Innocent murmurs are not linked to structural heart problems and are never hereditary or serious. They often disappear as a child grows but can occur temporarily in adults due to conditions that increase blood flow, such as fever, exercise, or pregnancy. Pathological murmurs, in contrast, indicate an underlying structural issue, such as a valve problem or a hole in the heart wall.
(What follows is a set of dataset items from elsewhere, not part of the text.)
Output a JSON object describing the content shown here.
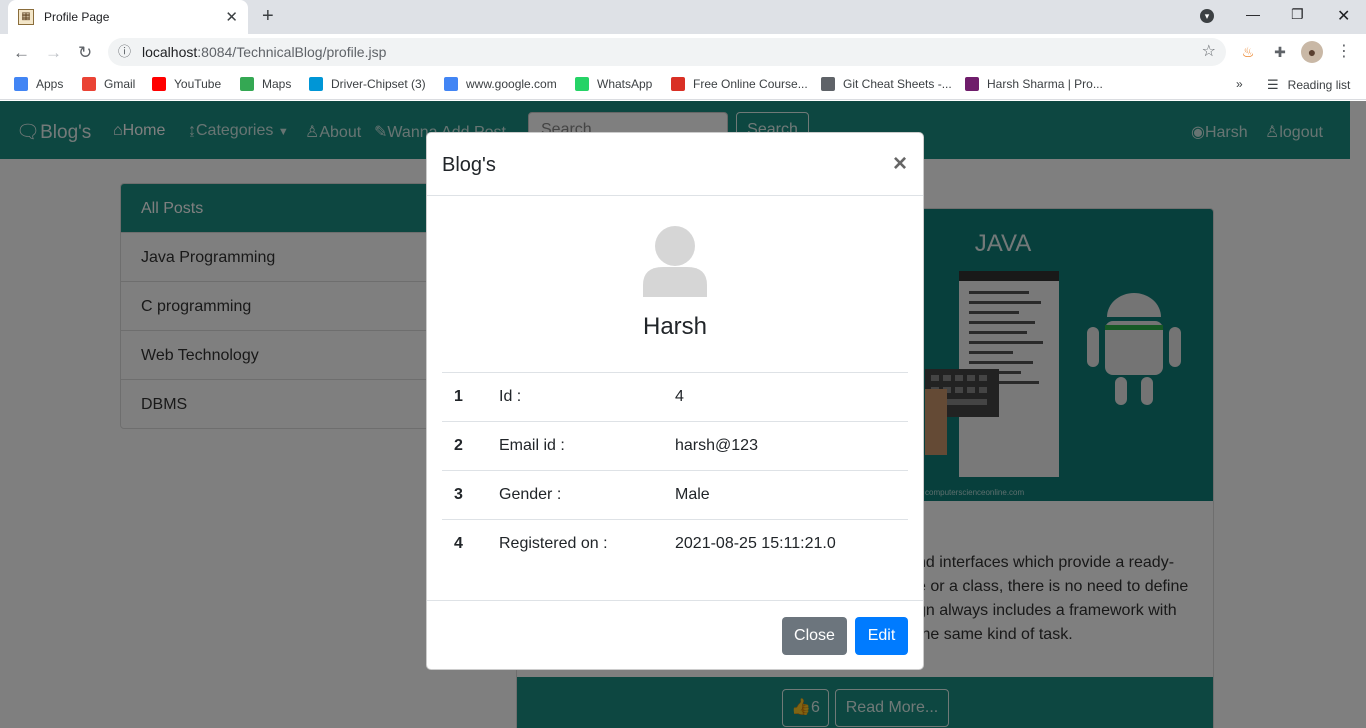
{
  "browser": {
    "tab_title": "Profile Page",
    "url_host": "localhost",
    "url_rest": ":8084/TechnicalBlog/profile.jsp",
    "bookmarks": [
      {
        "label": "Apps",
        "color": "#4285f4"
      },
      {
        "label": "Gmail",
        "color": "#ea4335"
      },
      {
        "label": "YouTube",
        "color": "#ff0000"
      },
      {
        "label": "Maps",
        "color": "#34a853"
      },
      {
        "label": "Driver-Chipset (3)",
        "color": "#0096d6"
      },
      {
        "label": "www.google.com",
        "color": "#4285f4"
      },
      {
        "label": "WhatsApp",
        "color": "#25d366"
      },
      {
        "label": "Free Online Course...",
        "color": "#d93025"
      },
      {
        "label": "Git Cheat Sheets -...",
        "color": "#5f6368"
      },
      {
        "label": "Harsh Sharma | Pro...",
        "color": "#6f1d6b"
      }
    ],
    "reading_list": "Reading list"
  },
  "navbar": {
    "brand": "Blog's",
    "home": "Home",
    "categories": "Categories",
    "about": "About",
    "post": "Wanna Add Post",
    "search_placeholder": "Search",
    "search_button": "Search",
    "user": "Harsh",
    "logout": "logout"
  },
  "categories": [
    {
      "label": "All Posts"
    },
    {
      "label": "Java Programming"
    },
    {
      "label": "C programming"
    },
    {
      "label": "Web Technology"
    },
    {
      "label": "DBMS"
    }
  ],
  "post": {
    "image_title": "JAVA",
    "image_credit": "computerscienceonline.com",
    "text_lines": [
      "nd interfaces which provide a ready-",
      "e or a class, there is no need to define",
      "gn always includes a framework with",
      "the same kind of task."
    ],
    "likes": "6",
    "read_more": "Read More..."
  },
  "modal": {
    "title": "Blog's",
    "close_x": "×",
    "user_name": "Harsh",
    "rows": [
      {
        "n": "1",
        "key": "Id :",
        "value": "4"
      },
      {
        "n": "2",
        "key": "Email id :",
        "value": "harsh@123"
      },
      {
        "n": "3",
        "key": "Gender :",
        "value": "Male"
      },
      {
        "n": "4",
        "key": "Registered on :",
        "value": "2021-08-25 15:11:21.0"
      }
    ],
    "close_button": "Close",
    "edit_button": "Edit"
  },
  "colors": {
    "primary": "#1a8f83",
    "edit": "#007bff",
    "close": "#6c757d"
  }
}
Only pathological murmurs may have an inherited component.
Inherited Causes of Heart Murmurs
A pathological heart murmur can be the first indication of an inherited heart condition affecting the heart’s structure. These conditions involve the inheritance of an underlying genetic defect that causes turbulent blood flow, not the sound itself. Many congenital heart defects (CHDs) cause murmurs and have a significant genetic component.
Most CHDs are multifactorial, arising from a combination of genetic and environmental factors, but specific defects have clearer inheritance patterns. For example, septal defects, often called “holes in the heart” (like VSDs or ASDs), can be inherited. A bicuspid aortic valve, a condition where the aortic valve has two leaflets instead of the usual three, often runs in families.
Genetic syndromes affecting connective tissue can lead to murmurs by weakening heart structures, particularly the aorta and valves. Marfan syndrome, for instance, can cause the aortic valve to enlarge, leading to a murmur from blood flowing backward. Hypertrophic cardiomyopathy (HCM) causes the heart muscle to thicken, which obstructs blood flow and creates a murmur. Mitral valve prolapse, a condition causing a murmur, may also have a genetic basis.
Non-Inherited Causes and Acquired Conditions
A pathological heart murmur does not automatically imply a genetic risk, as many are acquired later in life. In adults, abnormal murmurs are frequently related to heart valve damage that develops over time. Calcium deposits, which accumulate with age, can cause the heart valves to become stiff and narrow, a process called degenerative valve disease.
Infections are a common cause of acquired murmurs, such as endocarditis, an infection of the heart’s inner lining and valves. Historically, rheumatic fever, a complication of untreated strep throat, was a major cause of acquired murmurs by damaging the heart valves, a condition known as rheumatic heart disease.
Conditions that temporarily increase blood flow, such as anemia, an overactive thyroid gland, or high blood pressure, can also cause pathological murmurs that are not inherited.
When to Seek Genetic Counseling
If a heart murmur is diagnosed, especially a pathological one, a thorough evaluation of personal and family medical history is the next step. This involves a cardiologist or genetic counselor gathering information, often looking back three generations for any history of heart defects, early-onset heart attacks, or sudden unexplained deaths. Diagnostic testing, such as an echocardiogram, is used to visualize the heart’s structure and confirm the cause of the murmur.
If an inherited heart disease is suspected or confirmed, genetic counseling is recommended for the patient and their first-degree relatives. First-degree relatives (parents, siblings, and children) have a 50% chance of inheriting a single-gene variant that causes a heart condition. Genetic testing can identify a specific mutation, allowing for targeted screening of asymptomatic family members. This proactive approach helps determine who is truly at risk and allows for earlier intervention to prevent serious complications.